Today's GCSE candidates are twice as bad at spelling as their O-level counterparts of the 1980s and much more likely to use slang in examination papers - even in scripts awarded top-grade passes.
Spelling mistakes from A-grade candidates in 2004 included "unaturaly" for "unnaturally" and "inevitabely" for "inevitably". Other howlers included "shear" for "sheer" and "boistorous" for "boisterous".
The figures show that, in A to E grade passes, spelling mistakes more than doubled between 1980 and 2004, with 1.9 per cent of words spelt incorrectly in 2004 compared with just 0.9 per cent previously.
For the first time in 2004, girls were just as likely to make spelling mistakes as boys, the researchers from Cambridge Assessment - part of the University of Cambridge Local Examinations Syndicate, reveal.
They are, though, using a richer vocabulary compared with earlier years. Previously, boys had a monopoly on the use of words from higher lexical categories than girls - but now both sexes are equally likely to use them.

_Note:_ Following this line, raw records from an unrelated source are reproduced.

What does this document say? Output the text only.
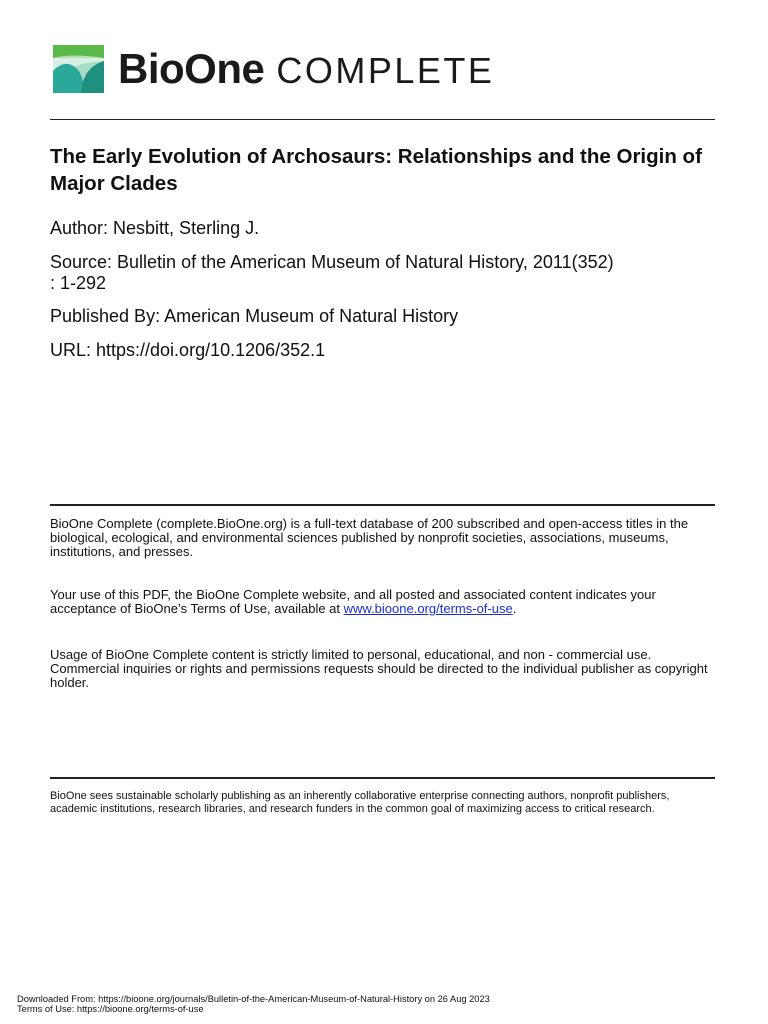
BioOne COMPLETE
The Early Evolution of Archosaurs: Relationships and the Origin of Major Clades
Author: Nesbitt, Sterling J.
Source: Bulletin of the American Museum of Natural History, 2011(352)
: 1-292
Published By: American Museum of Natural History
URL: https://doi.org/10.1206/352.1
BioOne Complete (complete.BioOne.org) is a full-text database of 200 subscribed and open-access titles in the biological, ecological, and environmental sciences published by nonprofit societies, associations, museums, institutions, and presses.
Your use of this PDF, the BioOne Complete website, and all posted and associated content indicates your acceptance of BioOne’s Terms of Use, available at www.bioone.org/terms-of-use.
Usage of BioOne Complete content is strictly limited to personal, educational, and non - commercial use. Commercial inquiries or rights and permissions requests should be directed to the individual publisher as copyright holder.
BioOne sees sustainable scholarly publishing as an inherently collaborative enterprise connecting authors, nonprofit publishers, academic institutions, research libraries, and research funders in the common goal of maximizing access to critical research.
Downloaded From: https://bioone.org/journals/Bulletin-of-the-American-Museum-of-Natural-History on 26 Aug 2023
Terms of Use: https://bioone.org/terms-of-use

The good news is that spelling has improved over the past decade. In the mid-Nineties, mistakes were made in 2.6 per cent of all words. The research project compared scripts from the 1980 O-level exam with GCSE scripts from 1993, 1994 and 2004.
The biggest change is in the use of slang. Among O-level candidates in 1980, it was used in 0.013 per cent of words. In the mid-Nineties, this had risen to 0.05 per cent. However, by 2004, it had more than doubled to 0.128 per cent.
"Increasingly writing seems to follow forms which would have been confined to speech in 1980," say the researchers. "Whilst non-standard English is used much more frequently by candidates awarded lower grades, it is now also sometimes found in writing by candidates awarded highest grades." Examples include "dead good" for "very good", "real keen" for "really keen" and "gona" for "going to".
They conclude: "The influence of the general cultural climate outside schools is powerful.A wide range of phrases the examiners of 1980 would probably have frowned upon have become much more common."